1.4

14.8K 565 107
                                    

"Hayır anlamıyorum ki, daha dün bir bugün iki ne evliliği yani?"

Asya başını sallarken bende kahvemden kocaman bir yudum aldım.

Uraz denen o mıymıntı ilk defa bir işe yarıyordu ve Asya bizde kalıyordu. Gerçi bu kadar kalbini kırmaya asla hakkı yoktu ama neyse.

"Kanka çocuk ilişkinizi hızlandırılmış versiyonda yaşıyor. Onca saçma sapan mesaj attıktan sonra geldi bir anda sana  aşık olduğunu söyledi. Şimdi de evlilik diye tutturuyor. Ki bence bu biraz askerliğin verdiği hislerden dolayı."

Yanaklarıma bir anda hücum eden ateş ile Asya daha büyük bir kahkaha attı.

Yirmi tane çocuk istiyorum demek, onun orada bunu yaptığımızı düşünüp de bana bunu söylemesi kadar utanç verici gelmiyordu.
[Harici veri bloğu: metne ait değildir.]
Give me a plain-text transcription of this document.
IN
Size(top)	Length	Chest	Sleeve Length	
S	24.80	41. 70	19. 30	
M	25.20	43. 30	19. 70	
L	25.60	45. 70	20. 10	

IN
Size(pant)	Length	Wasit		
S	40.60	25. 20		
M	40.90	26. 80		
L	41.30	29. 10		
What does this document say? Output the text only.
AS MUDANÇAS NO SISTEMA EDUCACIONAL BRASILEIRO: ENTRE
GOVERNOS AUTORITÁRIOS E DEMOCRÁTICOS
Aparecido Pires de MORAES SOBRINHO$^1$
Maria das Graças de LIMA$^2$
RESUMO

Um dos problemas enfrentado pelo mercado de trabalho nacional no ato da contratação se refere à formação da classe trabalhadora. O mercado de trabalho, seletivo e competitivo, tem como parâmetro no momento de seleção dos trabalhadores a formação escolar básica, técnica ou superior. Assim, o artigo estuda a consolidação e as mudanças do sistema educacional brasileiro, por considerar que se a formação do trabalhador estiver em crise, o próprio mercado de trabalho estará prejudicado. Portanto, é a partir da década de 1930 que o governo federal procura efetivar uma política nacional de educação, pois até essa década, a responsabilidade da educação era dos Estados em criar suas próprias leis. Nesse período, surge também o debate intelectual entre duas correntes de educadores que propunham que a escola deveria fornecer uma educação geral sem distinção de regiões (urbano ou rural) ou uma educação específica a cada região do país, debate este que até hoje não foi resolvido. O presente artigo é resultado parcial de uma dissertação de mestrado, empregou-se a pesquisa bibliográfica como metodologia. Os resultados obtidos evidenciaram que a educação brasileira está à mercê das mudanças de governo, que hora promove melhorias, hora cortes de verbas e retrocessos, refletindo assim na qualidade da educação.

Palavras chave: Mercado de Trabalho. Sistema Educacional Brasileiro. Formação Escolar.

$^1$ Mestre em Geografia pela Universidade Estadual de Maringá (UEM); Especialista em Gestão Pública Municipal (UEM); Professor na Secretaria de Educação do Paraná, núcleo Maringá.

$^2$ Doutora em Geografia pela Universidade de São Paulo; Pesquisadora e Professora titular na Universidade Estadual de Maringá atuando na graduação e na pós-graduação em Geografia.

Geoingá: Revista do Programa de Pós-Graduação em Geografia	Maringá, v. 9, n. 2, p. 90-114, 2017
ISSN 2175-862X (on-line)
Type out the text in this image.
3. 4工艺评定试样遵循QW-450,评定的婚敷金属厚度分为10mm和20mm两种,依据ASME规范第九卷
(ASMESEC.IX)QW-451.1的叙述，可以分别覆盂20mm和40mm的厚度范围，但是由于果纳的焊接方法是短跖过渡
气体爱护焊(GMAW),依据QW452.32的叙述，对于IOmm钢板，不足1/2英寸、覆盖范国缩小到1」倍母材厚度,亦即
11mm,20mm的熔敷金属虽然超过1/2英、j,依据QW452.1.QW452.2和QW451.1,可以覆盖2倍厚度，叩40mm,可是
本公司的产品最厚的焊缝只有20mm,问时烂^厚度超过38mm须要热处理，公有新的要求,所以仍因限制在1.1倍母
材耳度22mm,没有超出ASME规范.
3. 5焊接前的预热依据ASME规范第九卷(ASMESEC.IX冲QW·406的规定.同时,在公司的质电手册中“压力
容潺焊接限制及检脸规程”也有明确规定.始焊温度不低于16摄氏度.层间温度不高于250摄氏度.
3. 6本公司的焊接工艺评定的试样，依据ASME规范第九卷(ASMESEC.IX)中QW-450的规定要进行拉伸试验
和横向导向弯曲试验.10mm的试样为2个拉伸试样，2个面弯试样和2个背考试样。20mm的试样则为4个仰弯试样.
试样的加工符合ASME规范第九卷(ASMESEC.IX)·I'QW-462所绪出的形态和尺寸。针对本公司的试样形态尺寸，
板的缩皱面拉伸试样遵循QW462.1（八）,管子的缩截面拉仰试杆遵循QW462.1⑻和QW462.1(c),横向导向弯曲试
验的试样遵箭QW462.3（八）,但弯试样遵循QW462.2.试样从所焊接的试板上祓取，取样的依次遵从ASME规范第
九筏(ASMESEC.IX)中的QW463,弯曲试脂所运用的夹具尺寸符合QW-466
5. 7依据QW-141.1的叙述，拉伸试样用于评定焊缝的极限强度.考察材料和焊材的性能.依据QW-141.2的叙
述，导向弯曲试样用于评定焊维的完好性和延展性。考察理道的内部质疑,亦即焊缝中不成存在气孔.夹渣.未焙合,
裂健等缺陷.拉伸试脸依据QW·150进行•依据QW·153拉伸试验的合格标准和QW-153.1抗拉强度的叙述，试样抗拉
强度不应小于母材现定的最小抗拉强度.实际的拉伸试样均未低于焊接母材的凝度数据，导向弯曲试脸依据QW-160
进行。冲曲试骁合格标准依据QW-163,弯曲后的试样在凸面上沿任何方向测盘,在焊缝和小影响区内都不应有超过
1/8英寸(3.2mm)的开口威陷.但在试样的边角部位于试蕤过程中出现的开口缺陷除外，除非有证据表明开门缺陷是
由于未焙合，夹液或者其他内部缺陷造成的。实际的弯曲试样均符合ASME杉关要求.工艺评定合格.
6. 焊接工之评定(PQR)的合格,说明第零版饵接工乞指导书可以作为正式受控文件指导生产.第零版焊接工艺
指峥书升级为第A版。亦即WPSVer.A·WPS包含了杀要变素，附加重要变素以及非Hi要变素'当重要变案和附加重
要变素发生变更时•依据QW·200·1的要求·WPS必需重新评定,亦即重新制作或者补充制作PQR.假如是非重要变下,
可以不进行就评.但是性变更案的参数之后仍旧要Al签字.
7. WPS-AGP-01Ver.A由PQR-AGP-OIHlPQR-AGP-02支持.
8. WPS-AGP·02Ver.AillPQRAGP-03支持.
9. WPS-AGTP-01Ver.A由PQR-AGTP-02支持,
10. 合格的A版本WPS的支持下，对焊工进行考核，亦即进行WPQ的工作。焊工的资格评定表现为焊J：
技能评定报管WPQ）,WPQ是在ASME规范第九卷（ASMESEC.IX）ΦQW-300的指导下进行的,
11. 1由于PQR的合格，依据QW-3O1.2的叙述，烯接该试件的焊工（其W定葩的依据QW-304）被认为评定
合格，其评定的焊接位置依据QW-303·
Yirmi beş günlük askerliğinin zaten iki günündeydik. Aslında en başta bugün geleceğini söylesene bir kaç aksilikten dolayı iki gün sonraya ertelenmişti.

 Zaman su gibi geçmişti ve biz Yaz ile tam bir anne kız olmuştuk. Sürekli beraber uyuyor, çizgi filmler izliyor, yemekler yiyorduk.

Onun sayesinde aklıma gelen pr çalışmasını bir yandan devam ettiriyordum ve geri dönüşler harikaydı. 

Yaz bize uğur getirmişti. 

"Neyse gelsin sonra konuşuruz biz onu, senin iş nasıl gidiyor? Uraz aynı mı hala?"

Başını sallayıp arkasına yaslandı. 

Ciddi anlamda öküzün önde gideniydi.

Kızlarım siz siz olun bir sıcak bir soğuk yapan kişilerden uzak durun. Bir yarar gelmez onlardan. Ve evet bence buna Uraz'da dahil. 

Yanımda duran telefon çalarken ekranda gördüğüm isim ile sırıttım. Biricik sevgilim arıyordu. 

"Dur ben azıcık sevgilimle konuşup da gelem. Özledim keratayı."

Boşalmış bardağımı da alıp mutfağa geçerken çağrıyı cevaplayıp telefonu kulağıma yasladım.

"Efendim benim biricik asker sevgilim."

"Şu an askerliği bile bırakıp yanına ışınlanmak istemiyorsam kafam kopsun."

Sesi resmen gülümsüyordu. Cidden çok özlemiştim. Yaz sağ olsun günde on defa anne diyorsa, yanımızda olmadığı halde elli defa da baba diyordu.

"İki gün kalmış şunun şurasında, sonra ayrılmazsın yanımızdan."

Kıkırdadı.

"Yani bu gece de sizde kalabileceğim anlamına mı geliyor? Allah'ım duydu sesimi! Dualarım kabul oldu!"

Elimi ağzıma kapatıp Kahkahamı olabildiğince sessiz düzeyde tutmaya çalıştım. Yaz bir nevi yeni uyumuştu ve uyanması istediğim son şeylerden biri bile değildi.

"Sen beni tek yaşıyorum sandın herhalde, annemler köyde canım köyde. Bir bakmışsın gelmişler, o zaman ne diyeceksin?"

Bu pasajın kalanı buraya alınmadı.